8/10
"They lived here until they died."
14 October 2012
Warning: Spoilers
A single film cannister simply labeled 'The Ghetto', found many years following the end of World War II, sheds light on the Nazi propaganda machine and it's attempt to manipulate public opinion by revealing how 'wealthy' Jews seemingly lived alongside those of lesser means without regard for their squalid conditions. I was fascinated by the frequent use of the term 'rich' Jews, as today, the clothes they wore and the parties they attended under staged conditions resembled what would be considered moderately middle class. In actuality, I couldn't relate to terms like 'luxury' and 'paradise' as portrayed in the documentary, although one might consider that luxury would have described any possibility of escaping the torment and misery depicted here.

If one's only perception of living conditions for the mass of Jewish humanity under the Nazi regime is pictures like "Schindler's List", then this footage offers the real deal. It's impossible to imagine hundreds of thousands of people cramped into a three square mile area of a ravaged city, starving and malnourished, tossing garbage out the windows of their tenements because they're too weak to dispose of it properly. Gaunt, expressionless children rummaging through piles of garbage looking for a useful bit of food scrap. The dead brought out to sidewalks and left to be rounded up in mass graves because they couldn't be buried properly. The conditions presented in this film are almost impossible to conceive in one's imagination, so horrid are the images that citizens of the Warsaw Ghetto had to endure as part of their daily life.
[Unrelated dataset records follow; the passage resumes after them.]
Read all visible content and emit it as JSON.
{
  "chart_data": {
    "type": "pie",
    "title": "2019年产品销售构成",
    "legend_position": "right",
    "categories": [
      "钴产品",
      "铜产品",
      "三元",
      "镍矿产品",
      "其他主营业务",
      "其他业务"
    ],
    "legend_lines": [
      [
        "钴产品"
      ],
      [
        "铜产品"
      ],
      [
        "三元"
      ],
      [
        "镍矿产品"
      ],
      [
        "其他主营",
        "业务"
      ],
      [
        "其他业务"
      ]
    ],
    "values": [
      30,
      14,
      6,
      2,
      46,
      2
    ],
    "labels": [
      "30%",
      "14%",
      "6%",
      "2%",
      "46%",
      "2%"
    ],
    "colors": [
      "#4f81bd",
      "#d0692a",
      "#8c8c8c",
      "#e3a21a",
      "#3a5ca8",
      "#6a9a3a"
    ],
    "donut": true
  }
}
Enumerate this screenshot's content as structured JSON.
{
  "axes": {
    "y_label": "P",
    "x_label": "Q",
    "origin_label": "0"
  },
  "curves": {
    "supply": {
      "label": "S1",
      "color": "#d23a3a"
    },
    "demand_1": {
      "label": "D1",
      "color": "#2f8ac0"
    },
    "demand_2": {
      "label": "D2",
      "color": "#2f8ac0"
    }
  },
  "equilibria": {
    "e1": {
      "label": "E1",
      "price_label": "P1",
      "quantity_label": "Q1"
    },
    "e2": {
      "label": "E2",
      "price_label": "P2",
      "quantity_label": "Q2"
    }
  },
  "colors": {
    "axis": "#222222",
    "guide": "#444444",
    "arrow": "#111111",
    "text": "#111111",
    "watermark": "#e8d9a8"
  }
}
Much of the film commentary is gleaned from the written documentation provided by Adam Czerniakow, the head of the Jewish council placed in charge of the Ghetto by the Nazi regime. There's also the recollections of cameraman Willy Wist who recorded much of the atrocity, one of the few such photographers who's name can be connected to the visual history of this era. By the end of his tenure, Czerniakow obviously concluded that his job in The Ghetto was that of a manager of a holding pen for Jewish natives and refugees on their way to a Nazi final solution, the Treblinka Death Camp. Two months after being ordered to draw up lists of Jews for relocation to Treblinka, he committed suicide with a cyanide capsule.

As a historical document, this film is unscathing in it's portrayal of Nazi atrocity and the dehumanization of life on a grand scale. The reactions of now elderly survivors of the era who witnessed the conditions portrayed when they were children lends further testimony to how fortunate they were to finally escape. For historians and anyone interested in World War II, this is an unflinching look at how Man's inhumanity to Man can achieve indescribable proportions.